In 2021 and beyond, EHRs will continue to face these growing pains. Innovations in both software and integration are already changing some of their more vexing features. Here is what the next year may bring:

 

Patient Portals Get Friendlier

 

Starting on April 5, 2021, all patients will be able to freely access their own medical records, a stipulation of the 21st Century Cures Act.6 While patients have always been able to request their own medical records, the Cures Act will enable new patient access provisions and better interoperability, making it easier for patients to get what they need.

 

This shift will largely be mediated through EHR software. Epic, one of the nation’s largest EHR companies, has been fine-tuning MyChart, a feature that allows patients to not only securely see and share their data with providers, but also navigate appointments and information about health care costs.7

 

According to Sharon Vitti, President of MinuteClinic and Senior Vice President of CVS Health, MyChart is becoming an “indispensable tool” not only for clinicians but the patients they serve. Since the pandemic landed last spring, MinuteClinic used MyChart to bring some services online, including virtual visits with providers, and it is one of the principal ways for patients to see COVID-19 test results.

 

Pre-pandemic studies suggest these kinds of patient portals may even boost adherence and offer more ownership of the treatment journey, though how that might relate to clinical outcomes isn’t yet clear.8

 

EHRs Learn to Cooperate

 

Fragmentation of health data across multiple, incompatible systems has been a headache for consumers and providers since day one. A 2017 analysis of more than 500,000 providers identified at least 18 distinct EHR platforms in use,9 and a 2018 study found that most hospitals don’t use patient data from outside their own system.

 

That may soon change. In recent years, both Epic and Cerner, the two largest EHR companies, have launched initiatives to facilitate the safe, digital sharing of data — even among providers who use different systems. One promising technique is natural language processing, a subfield of artificial intelligence that focuses on communication and translation.10

 

“Interoperability has been a big area of our focus. It has to be,” says Vitti. “Retail medical clinics share information with hundreds of providers and medical institutions. We can’t exist in a silo.” Since 2014, her teams have shared 128 million records across 10,000 health care locations in all 50 states, through Epic’s Care Everywhere program. And other areas of the company, such as the Coram Home Infusion arm of CVS Health, are launching Epic modules of their own.

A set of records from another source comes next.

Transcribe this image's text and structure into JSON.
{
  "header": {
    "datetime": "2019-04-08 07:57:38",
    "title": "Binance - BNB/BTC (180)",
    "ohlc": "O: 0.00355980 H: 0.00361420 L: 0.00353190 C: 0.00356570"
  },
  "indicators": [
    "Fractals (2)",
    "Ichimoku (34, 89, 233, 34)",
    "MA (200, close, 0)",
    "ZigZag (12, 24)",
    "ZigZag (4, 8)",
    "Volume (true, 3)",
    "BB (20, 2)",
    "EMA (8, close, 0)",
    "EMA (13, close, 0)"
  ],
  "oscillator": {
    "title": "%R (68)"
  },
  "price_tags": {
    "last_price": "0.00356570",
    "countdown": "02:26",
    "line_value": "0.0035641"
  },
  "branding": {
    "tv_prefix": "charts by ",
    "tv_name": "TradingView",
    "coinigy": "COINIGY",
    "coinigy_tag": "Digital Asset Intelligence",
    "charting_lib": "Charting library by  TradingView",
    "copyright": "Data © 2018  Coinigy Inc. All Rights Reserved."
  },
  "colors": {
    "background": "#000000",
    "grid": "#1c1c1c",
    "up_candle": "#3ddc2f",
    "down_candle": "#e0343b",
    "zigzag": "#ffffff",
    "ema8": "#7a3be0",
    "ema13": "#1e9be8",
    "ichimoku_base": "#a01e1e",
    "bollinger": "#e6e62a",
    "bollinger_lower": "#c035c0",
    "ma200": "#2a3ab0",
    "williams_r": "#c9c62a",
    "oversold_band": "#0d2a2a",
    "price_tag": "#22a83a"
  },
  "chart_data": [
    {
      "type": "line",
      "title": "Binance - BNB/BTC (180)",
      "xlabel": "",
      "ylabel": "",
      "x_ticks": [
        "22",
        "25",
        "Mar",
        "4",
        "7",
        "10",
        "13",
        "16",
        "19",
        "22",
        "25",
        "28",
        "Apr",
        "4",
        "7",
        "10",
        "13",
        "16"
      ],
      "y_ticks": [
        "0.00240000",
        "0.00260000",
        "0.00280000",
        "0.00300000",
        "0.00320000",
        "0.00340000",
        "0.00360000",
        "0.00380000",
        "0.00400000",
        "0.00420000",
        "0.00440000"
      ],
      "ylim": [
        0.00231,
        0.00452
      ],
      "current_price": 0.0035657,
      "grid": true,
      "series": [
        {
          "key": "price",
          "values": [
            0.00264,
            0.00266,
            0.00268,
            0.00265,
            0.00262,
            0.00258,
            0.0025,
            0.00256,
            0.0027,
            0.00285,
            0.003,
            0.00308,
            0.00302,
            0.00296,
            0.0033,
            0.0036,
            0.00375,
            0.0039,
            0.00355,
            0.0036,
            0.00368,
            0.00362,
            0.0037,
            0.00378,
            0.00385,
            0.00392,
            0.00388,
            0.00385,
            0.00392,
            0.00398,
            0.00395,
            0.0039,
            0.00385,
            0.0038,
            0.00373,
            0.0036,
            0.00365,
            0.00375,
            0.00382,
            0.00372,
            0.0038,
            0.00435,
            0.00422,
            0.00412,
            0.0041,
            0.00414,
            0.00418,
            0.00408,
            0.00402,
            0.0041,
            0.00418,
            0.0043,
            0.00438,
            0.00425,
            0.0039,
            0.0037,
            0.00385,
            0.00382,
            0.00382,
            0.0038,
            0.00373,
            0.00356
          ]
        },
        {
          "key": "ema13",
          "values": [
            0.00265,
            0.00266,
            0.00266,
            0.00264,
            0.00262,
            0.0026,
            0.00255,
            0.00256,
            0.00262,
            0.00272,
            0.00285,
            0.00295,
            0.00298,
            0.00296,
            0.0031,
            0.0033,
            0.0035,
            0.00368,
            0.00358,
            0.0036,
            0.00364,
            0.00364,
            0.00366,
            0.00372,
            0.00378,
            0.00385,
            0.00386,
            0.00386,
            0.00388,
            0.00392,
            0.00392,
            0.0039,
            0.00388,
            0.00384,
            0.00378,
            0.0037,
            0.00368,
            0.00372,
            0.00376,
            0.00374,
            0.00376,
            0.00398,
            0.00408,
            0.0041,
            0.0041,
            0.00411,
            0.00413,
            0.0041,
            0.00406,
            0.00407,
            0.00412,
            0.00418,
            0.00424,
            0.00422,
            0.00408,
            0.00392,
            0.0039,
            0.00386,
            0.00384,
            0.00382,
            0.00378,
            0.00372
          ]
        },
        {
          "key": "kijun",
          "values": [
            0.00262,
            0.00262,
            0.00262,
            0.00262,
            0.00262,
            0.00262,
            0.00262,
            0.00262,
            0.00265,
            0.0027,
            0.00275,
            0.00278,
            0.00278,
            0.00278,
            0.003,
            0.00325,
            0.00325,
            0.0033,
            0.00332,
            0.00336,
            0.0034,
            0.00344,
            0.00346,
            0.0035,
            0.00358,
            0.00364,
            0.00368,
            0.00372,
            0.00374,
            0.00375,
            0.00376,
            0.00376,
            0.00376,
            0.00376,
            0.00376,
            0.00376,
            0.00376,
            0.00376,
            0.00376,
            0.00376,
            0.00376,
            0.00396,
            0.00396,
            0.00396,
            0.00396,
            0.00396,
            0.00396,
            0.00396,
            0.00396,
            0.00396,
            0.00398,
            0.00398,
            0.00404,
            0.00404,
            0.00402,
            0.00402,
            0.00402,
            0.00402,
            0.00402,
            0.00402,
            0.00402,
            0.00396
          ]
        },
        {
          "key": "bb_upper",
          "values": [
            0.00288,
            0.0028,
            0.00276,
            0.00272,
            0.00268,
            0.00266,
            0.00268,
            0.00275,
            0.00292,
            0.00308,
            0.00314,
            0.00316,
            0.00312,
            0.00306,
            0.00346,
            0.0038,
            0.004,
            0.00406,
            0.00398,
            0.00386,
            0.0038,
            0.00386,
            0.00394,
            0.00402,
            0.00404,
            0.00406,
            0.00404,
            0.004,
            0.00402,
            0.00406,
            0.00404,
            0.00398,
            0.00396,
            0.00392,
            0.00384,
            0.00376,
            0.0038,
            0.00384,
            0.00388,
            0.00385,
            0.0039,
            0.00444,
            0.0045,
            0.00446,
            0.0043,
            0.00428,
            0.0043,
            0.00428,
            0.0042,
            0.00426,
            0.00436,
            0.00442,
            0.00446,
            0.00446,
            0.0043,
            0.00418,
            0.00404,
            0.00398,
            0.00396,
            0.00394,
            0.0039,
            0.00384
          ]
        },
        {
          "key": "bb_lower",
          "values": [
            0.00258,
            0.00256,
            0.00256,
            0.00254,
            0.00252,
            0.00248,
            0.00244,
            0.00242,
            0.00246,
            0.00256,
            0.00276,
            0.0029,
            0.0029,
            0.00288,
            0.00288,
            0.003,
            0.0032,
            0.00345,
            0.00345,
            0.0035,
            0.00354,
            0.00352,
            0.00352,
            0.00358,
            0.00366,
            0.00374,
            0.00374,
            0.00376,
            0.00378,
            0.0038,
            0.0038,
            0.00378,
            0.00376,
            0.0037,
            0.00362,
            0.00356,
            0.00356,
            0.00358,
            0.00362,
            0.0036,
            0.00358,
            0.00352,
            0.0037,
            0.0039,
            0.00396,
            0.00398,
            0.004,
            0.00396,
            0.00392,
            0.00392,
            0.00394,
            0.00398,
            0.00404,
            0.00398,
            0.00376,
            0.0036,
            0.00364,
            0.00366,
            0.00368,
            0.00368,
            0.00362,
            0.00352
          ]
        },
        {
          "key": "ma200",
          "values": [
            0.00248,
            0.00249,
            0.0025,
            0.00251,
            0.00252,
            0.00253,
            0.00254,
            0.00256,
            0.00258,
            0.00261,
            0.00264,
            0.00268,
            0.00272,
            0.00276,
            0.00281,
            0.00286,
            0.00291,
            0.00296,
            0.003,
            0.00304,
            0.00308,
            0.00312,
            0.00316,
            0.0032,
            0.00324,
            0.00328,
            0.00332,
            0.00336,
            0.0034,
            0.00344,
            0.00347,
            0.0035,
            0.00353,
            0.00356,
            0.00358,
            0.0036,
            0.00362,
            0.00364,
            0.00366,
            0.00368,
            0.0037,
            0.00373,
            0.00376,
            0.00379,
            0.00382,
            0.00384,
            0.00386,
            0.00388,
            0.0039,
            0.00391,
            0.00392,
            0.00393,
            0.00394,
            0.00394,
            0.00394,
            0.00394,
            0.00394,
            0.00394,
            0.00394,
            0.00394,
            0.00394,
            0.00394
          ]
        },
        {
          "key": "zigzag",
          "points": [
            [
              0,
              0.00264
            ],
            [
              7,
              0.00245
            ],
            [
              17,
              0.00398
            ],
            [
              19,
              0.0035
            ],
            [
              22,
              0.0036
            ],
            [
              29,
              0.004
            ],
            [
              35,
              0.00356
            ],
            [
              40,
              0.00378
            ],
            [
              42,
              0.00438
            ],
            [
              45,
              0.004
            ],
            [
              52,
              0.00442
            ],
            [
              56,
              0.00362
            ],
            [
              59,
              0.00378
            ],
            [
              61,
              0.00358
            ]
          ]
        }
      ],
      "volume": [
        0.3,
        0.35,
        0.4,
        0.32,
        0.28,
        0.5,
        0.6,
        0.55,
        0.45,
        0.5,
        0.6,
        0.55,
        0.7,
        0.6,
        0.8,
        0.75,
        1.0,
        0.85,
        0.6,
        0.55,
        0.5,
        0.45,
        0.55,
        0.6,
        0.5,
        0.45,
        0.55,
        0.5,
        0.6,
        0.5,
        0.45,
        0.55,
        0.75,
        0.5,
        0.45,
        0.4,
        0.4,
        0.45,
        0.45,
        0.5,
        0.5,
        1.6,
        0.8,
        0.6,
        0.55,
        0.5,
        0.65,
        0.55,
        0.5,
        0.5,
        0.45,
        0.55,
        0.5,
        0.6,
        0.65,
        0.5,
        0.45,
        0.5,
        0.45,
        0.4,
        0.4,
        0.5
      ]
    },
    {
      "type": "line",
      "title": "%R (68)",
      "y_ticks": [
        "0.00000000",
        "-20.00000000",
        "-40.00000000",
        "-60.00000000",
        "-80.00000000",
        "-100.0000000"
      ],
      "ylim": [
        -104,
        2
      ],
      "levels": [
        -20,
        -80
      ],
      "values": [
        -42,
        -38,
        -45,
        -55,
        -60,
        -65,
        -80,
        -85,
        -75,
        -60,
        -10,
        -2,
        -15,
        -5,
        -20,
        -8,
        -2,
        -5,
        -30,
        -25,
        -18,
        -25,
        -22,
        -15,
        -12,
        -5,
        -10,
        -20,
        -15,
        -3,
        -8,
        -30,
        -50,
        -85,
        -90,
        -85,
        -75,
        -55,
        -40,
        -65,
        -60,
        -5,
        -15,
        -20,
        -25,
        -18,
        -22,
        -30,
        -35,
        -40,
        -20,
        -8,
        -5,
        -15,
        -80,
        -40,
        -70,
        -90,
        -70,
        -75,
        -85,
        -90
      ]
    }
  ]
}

Interoperability has been a big area of our focus.

Sharon Vitti,

President of MinuteClinic and Senior Vice President of CVS Health

Unsounding the Alarms

 

One major challenge is to shift the balance of work — making EHRs productive while easing the attention they require from providers. Clinicians from across the industry report spending more time in front of computers than in front of their patients, a source of frustration that leads not only to less productive clinical interactions but, studies show, to exhaustion and burnout.

 

Part of that, says Vitti, arises from “alert fatigue.” The technology notifies providers about risks to a patient, but too many beeps, emails and pop-up windows can make the user tune it all out. “When we first built our system, we built in a lot of alerts to support evidence-based medicine, and kept adding them because we wanted to make sure we were creating safety nets around new clinical issues,” she says.

 

Since then, CVS Health has conducted user group surveys and worked with Epic to streamline their system, which meant implementing workflow efficiencies and instituting a focused review system for every new alert.

 

EHRs still have a long way to go before they deliver on all of their promise. But these and other good ideas — such as add-ons that incorporate social determinants of health and can, for instance, help a clinician remember to work a patient’s food insecurity into their diabetes plan11 — may turn the tide. In the coming years, the EHR may at last become the intuitive, unobtrusive and everyday tool that changes medicine for the better.